Im Rahmen ihrer Nachforschungen besuchte die gebürtige St. Margarethenerin auch die Redaktion der Unterkärntner Nachrichten, um in alten Ausgaben zu stöbern. »Ich suche Leserbriefe, Artikel, jeden medialen Niederschlag, den das Lager hinterlassen hat. Ich will ergründen, wie das Lager und die damaligen Geschehnisse in Wolfsberg aufgearbeitet wurden.« Auch die britischen Gefangenen, die hier interniert waren, stehen in ihrem Fokus. Im Februar wird sie den Briten Ian Brown treffen, den Sohn eines einstigen »POW« (Prisoner of War), wie die festgesetzten Soldaten in ihrer Muttersprache genannt werden. Brown hat aus persönlicher Initiative die Geschichte des Wolfsberger Lagers erforscht und eine Homepage erstellt (http://www.stalag18a.org), auf der er Briefe, Fotos, Tagebücher der Soldaten veröffentlicht. 
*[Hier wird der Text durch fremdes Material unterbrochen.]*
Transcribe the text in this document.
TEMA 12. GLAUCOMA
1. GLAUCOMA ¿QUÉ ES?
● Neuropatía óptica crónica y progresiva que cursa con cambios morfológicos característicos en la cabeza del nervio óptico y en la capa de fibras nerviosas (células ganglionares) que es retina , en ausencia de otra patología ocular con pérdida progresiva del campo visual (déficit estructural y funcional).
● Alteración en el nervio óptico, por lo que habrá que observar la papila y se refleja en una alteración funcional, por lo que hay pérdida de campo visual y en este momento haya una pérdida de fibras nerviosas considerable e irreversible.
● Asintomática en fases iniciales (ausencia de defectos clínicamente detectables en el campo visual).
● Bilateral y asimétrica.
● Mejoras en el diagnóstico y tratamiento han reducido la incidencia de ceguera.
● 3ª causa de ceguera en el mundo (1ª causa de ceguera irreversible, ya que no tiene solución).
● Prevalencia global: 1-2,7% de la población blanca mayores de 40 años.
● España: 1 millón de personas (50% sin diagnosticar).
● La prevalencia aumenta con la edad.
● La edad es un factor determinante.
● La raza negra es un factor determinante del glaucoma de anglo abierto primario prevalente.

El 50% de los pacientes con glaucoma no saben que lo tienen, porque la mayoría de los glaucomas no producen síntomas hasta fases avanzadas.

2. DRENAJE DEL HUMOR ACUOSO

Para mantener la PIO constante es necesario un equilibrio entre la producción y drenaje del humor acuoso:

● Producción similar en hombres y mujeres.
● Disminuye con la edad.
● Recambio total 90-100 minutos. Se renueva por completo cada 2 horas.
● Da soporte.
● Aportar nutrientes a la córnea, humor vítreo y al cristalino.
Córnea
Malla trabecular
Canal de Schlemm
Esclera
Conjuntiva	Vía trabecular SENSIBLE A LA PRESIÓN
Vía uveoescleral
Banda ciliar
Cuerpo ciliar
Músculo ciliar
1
»Die Nachkommen wollen nachempfinden, wie es ihren Vätern und Verwandten hier erging«, sagt Tatschl. »Sie waren jung, wollten leben – und saßen oft jahrelang hinter Stacheldraht.« Wobei: Briten, Australier, Neuseeländer und Amerikaner hatten »Glück«, denn die Deutschen behandelten sie meist entsprechend der Genfer Konvention. Ganz anders erging es den gefangenen sowjetischen Soldaten. »Die Briten bekamen mit, was mit ihnen geschah, und dokumentierten das Schicksal der Sowjets – sie fotografierten deren Leichen«, sagt Tatschl.

Ein weiteres Interview wird sie mit Eric Bardsly führen, der das Stalag XVIIIa als Kriegsgefangener »am eigenen Leib« erlebte. Er besuchte die »Lagerstadt«-Ausstellung, die vor einigen Jahren in Wolfsberg stattfand, und sagte damals: »Heute kam ich gerne – damals nicht.« Nachvollziehbar.

Zwar liegt Tatschls Hauptaugenmerk auf den Geschehnissen bis 1945, ihre Masterarbeit soll aber auch die Zeit danach streifen. Denn nach dem Krieg drehten die Briten den Spieß um und sperrten rund 7.000 steirische und Kärntner Funktionäre der Nazipartei NSDAP ins Lager, das sie »Camp 373« nannten.

Die Vergangenheit ist für die junge Lavanttalerin ein spannendes Feld. Nach der Matura am BORG Wolfsberg ging sie nach Graz und machte den Bachelor in Geschichte. Ihre nächste Station war Wien und die dortige Fachhochschule. »Zurzeit bin ich auch freie Mitarbeiterin bei der ›Geyrhalter Filmproduktion‹. Ich betreibe Recherchen in internationalen Archiven für historische Fernsehdokumentationen, zuletzt zum Thema 100 Jahre Frauenwahlrecht. Der Film, bei dem ich mitarbeitete, wird am 19. Februar im ORF ausgestrahlt.«

Geschichtsfernsehen

In dieser Nische sieht Tatschl auch ihre berufliche Zukunft: »Ich möchte als Redakteurin für Geschichtsfernsehen arbeiten und Sendungen wie ›Universum History‹ mitgestalten.« Die nötigen Kontakte besitzt sie bereits.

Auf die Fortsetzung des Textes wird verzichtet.